BERLIN (AP) — German officials defended their actions ahead of last week’s devastating floods that caught many towns by surprise and left 196 people dead in Western Europe, but they conceded that lessons still need to be learned from the disaster.
As floodwaters receded Monday, authorities continued a search for more victims and intensified efforts to clean up a sodden swath of western Germany, eastern Belgium, and the Netherlands.
So far, 117 people have been confirmed dead in the worst-affected German region, Rhineland-Palatinate, while 47 were killed in the neighboring state of North Rhine-Westphalia, and at least one in Bavaria, parts of which saw heavy rain and flooding over the weekend. The death toll in Belgium was 31.
Authorities said they were likely to find more victims among destroyed homes.

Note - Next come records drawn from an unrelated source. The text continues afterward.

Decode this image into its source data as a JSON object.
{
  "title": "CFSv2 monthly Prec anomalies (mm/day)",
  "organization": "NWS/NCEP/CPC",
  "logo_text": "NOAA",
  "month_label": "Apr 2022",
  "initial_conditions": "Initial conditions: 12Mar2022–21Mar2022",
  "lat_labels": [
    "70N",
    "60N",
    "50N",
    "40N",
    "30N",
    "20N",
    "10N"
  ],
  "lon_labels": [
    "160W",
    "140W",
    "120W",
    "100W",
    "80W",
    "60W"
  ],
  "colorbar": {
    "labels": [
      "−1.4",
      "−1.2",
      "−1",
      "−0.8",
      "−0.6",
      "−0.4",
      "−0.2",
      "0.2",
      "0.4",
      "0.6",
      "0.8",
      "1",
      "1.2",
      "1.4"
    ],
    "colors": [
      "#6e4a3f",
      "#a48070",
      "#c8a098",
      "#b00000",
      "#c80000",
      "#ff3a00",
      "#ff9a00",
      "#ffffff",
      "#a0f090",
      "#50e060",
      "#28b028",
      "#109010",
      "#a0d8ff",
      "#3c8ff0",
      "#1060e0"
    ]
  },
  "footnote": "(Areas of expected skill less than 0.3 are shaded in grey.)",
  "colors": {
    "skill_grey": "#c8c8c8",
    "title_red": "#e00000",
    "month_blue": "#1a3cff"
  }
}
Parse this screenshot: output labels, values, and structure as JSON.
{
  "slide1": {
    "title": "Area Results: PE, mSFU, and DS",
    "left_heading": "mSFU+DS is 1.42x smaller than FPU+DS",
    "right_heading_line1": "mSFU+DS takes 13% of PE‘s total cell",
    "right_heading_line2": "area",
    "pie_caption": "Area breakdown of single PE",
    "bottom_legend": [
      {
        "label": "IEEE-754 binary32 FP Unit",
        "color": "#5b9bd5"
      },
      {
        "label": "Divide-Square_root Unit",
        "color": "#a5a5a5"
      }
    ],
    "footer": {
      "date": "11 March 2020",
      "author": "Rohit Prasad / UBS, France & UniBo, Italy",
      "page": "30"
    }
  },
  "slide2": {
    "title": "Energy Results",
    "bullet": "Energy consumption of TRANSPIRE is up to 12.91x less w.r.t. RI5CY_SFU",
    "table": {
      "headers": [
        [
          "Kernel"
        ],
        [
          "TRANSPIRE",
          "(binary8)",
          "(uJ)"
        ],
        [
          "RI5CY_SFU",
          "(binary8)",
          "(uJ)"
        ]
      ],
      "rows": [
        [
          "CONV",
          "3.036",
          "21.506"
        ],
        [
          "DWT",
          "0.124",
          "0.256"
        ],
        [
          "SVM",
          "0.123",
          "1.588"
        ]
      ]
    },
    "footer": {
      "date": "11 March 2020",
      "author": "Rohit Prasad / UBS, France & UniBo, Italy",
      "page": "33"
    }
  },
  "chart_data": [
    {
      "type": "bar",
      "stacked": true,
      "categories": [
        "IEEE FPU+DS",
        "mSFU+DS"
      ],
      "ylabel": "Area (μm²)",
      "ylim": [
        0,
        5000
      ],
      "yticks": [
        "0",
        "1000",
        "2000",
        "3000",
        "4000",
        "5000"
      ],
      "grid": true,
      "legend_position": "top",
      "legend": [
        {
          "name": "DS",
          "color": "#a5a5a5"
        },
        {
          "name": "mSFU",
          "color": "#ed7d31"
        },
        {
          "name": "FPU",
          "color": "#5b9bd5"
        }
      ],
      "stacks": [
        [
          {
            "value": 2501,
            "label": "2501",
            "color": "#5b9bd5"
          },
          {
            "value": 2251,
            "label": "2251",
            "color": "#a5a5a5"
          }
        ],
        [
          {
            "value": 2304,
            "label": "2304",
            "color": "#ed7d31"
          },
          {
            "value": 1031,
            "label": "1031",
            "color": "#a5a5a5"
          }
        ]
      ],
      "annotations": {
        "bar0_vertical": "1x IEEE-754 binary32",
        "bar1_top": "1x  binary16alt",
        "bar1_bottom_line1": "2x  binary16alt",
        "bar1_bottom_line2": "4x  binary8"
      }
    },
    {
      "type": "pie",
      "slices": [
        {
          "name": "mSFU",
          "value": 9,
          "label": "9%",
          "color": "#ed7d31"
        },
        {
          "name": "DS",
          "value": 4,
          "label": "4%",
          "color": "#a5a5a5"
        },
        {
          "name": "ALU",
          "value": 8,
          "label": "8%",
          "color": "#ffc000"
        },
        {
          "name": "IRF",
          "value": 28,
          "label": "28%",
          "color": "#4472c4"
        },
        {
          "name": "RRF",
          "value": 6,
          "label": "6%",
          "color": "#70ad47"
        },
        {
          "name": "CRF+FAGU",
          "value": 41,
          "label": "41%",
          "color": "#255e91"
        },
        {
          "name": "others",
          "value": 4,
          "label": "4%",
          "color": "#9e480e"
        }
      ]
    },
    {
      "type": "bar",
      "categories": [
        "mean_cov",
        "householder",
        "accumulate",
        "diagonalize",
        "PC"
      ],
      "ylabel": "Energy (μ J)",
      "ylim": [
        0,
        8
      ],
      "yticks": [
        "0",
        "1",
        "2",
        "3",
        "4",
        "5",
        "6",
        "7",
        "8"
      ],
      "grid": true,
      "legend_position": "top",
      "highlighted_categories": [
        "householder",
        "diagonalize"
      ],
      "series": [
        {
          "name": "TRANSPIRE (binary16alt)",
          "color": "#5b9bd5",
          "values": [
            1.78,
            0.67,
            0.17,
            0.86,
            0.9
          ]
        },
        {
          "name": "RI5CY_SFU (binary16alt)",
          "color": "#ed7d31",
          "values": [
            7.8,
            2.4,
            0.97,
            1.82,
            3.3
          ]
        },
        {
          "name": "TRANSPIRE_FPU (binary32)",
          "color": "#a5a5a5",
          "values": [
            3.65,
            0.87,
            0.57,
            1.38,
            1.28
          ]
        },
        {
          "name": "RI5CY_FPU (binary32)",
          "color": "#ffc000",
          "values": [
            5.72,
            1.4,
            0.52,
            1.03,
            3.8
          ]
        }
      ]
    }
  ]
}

Weather officials had forecast the downpours that led to even small rivers swelling rapidly, but warnings of potentially catastrophic damage didn’t appear to have made it to many people in affected areas — often in the middle of the night.
Local authorities “tried very quickly to react,” said interior minister Roger Lewentz. “But this was an explosion of the water in moments. ... You can have the very best preparations and warning situations (but) if warning equipment is destroyed and carried away with buildings, then that is a very difficult situation.”
Cellphone networks also were knocked out by flooding.
Federal and state authorities faced criticism from some opposition politicians over the disaster, which comes as a national election looms in September.